My wonderful friend Per has been asking me my opinion about ‘big data’.
I have two responses. One response is to the strident talk about its novelty. As computers get faster and handle more data the data sets can get larger. Nevertheless I have only seen one statistical technique to examine the data. It is to observe the ‘variance’ in the numbers. When two or more sets of data form a cluster with similar levels of variance the statistics allow one to examine the parallels in the numerical structure. That last phrase can be called correlation.
Variance is arithmetically simple. Take the numbers 2,3,4 and 3,3,3. They both have the same average and when squared you get 4,9,14 for a total of 27. And the same with 9,9,9 for 27. But dealing with paired results 2x3=6, 3x3=9 and 4x3=12 for a total of 27 which squared is 729. While 2x3 squared is 36, 3x3 is 81, 4x3 squared is 144 for a total of 261. This difference between the sum of the pairs squared (261) and the sum of the squared pairs (729) is variance.

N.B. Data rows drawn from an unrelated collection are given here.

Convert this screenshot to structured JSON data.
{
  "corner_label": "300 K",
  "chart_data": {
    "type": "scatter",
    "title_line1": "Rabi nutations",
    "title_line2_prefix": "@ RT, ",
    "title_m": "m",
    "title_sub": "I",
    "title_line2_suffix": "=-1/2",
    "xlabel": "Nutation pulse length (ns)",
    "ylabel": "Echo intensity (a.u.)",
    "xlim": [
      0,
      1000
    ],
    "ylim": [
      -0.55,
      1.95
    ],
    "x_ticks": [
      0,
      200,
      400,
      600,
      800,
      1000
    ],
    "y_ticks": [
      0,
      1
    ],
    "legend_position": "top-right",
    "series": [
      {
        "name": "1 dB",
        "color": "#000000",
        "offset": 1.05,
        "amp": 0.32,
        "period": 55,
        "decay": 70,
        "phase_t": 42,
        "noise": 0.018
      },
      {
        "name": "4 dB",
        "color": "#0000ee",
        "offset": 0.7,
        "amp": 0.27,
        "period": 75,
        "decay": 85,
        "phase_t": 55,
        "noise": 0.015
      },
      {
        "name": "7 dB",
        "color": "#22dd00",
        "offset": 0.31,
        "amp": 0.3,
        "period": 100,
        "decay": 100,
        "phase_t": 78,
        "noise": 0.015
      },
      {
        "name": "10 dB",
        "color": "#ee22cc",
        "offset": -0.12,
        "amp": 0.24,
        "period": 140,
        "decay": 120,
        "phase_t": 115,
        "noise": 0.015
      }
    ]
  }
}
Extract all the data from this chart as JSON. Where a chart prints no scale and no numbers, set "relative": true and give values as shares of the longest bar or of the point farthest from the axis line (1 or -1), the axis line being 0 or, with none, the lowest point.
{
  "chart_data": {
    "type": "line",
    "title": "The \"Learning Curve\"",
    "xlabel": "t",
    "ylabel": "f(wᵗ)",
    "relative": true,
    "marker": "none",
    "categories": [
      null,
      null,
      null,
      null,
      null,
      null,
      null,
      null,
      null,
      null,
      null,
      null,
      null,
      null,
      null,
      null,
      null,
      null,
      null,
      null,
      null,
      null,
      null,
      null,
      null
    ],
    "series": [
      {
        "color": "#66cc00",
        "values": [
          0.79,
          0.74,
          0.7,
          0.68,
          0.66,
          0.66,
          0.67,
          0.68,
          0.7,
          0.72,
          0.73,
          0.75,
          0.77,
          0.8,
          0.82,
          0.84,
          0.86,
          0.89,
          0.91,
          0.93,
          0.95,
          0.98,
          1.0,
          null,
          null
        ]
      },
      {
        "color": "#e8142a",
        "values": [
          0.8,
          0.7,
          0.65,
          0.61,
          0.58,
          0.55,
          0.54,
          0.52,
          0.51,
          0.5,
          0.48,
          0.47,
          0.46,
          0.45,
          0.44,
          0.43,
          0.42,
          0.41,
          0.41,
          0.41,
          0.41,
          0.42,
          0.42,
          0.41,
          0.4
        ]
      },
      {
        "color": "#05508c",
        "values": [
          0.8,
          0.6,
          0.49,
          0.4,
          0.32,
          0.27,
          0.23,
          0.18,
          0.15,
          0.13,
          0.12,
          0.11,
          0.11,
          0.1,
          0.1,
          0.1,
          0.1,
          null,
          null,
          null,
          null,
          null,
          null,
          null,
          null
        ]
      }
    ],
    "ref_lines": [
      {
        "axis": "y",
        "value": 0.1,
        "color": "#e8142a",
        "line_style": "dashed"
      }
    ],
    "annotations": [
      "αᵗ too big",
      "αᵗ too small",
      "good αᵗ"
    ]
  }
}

Big data is a matter of looking for all the pairs of numbers in a data set that give a high difference in the co-variance of the pairs. Then seeing if that high co-variance has a meaning.
I once did this on a the data for a few hundred people for whom I had their astrological sign and about 50 other pieces of miscellaneous information. The only connection, only high co-variance I found was that some astrological signs were associated with people who listened to one radio station in San Francisco. Nothing of meaning. No astrological sign correlated with prison time, eating patterns or voting practices.
Big data doesn’t change anything. It still has to be related to some theory of human behavior. Like listening to rap connects with prison time and connects with dropping out of high school, but makes no sense when connected to preferring boxer shorts over low tennis socks.
The second issue is whether big data can be useful to ‘big brother’. I call this the issue of technology and people. The big brother countries: North Korea, China, Iran and Cuba don’t need technology to increase big brother. Their systems work fine now and have for a century. France has always had a big brother postage system and still do and it doesn’t protect them from regular and violent terrorism. The same is true for the U.S.
Big data, and NSA is as big as data can get, hasn’t prevented 155 Americans killed since 2003 in 65 incidences of terrorism. Go ahead and count them yourself. Also count the 15,000 Americans murdered annually, about whom big brother obviously doesn’t care since half are blacks killed by other blacks.
The real issue is that big data is a big Lefty and paranoid-others, worry. If it works it is trivial in its effectiveness. Partly because it lacks a civilian population that supports big brother in most English speaking countries. Most importantly because nobody has a decent model of what type of data indicates a terrorist or any other kind of socially dangerous person.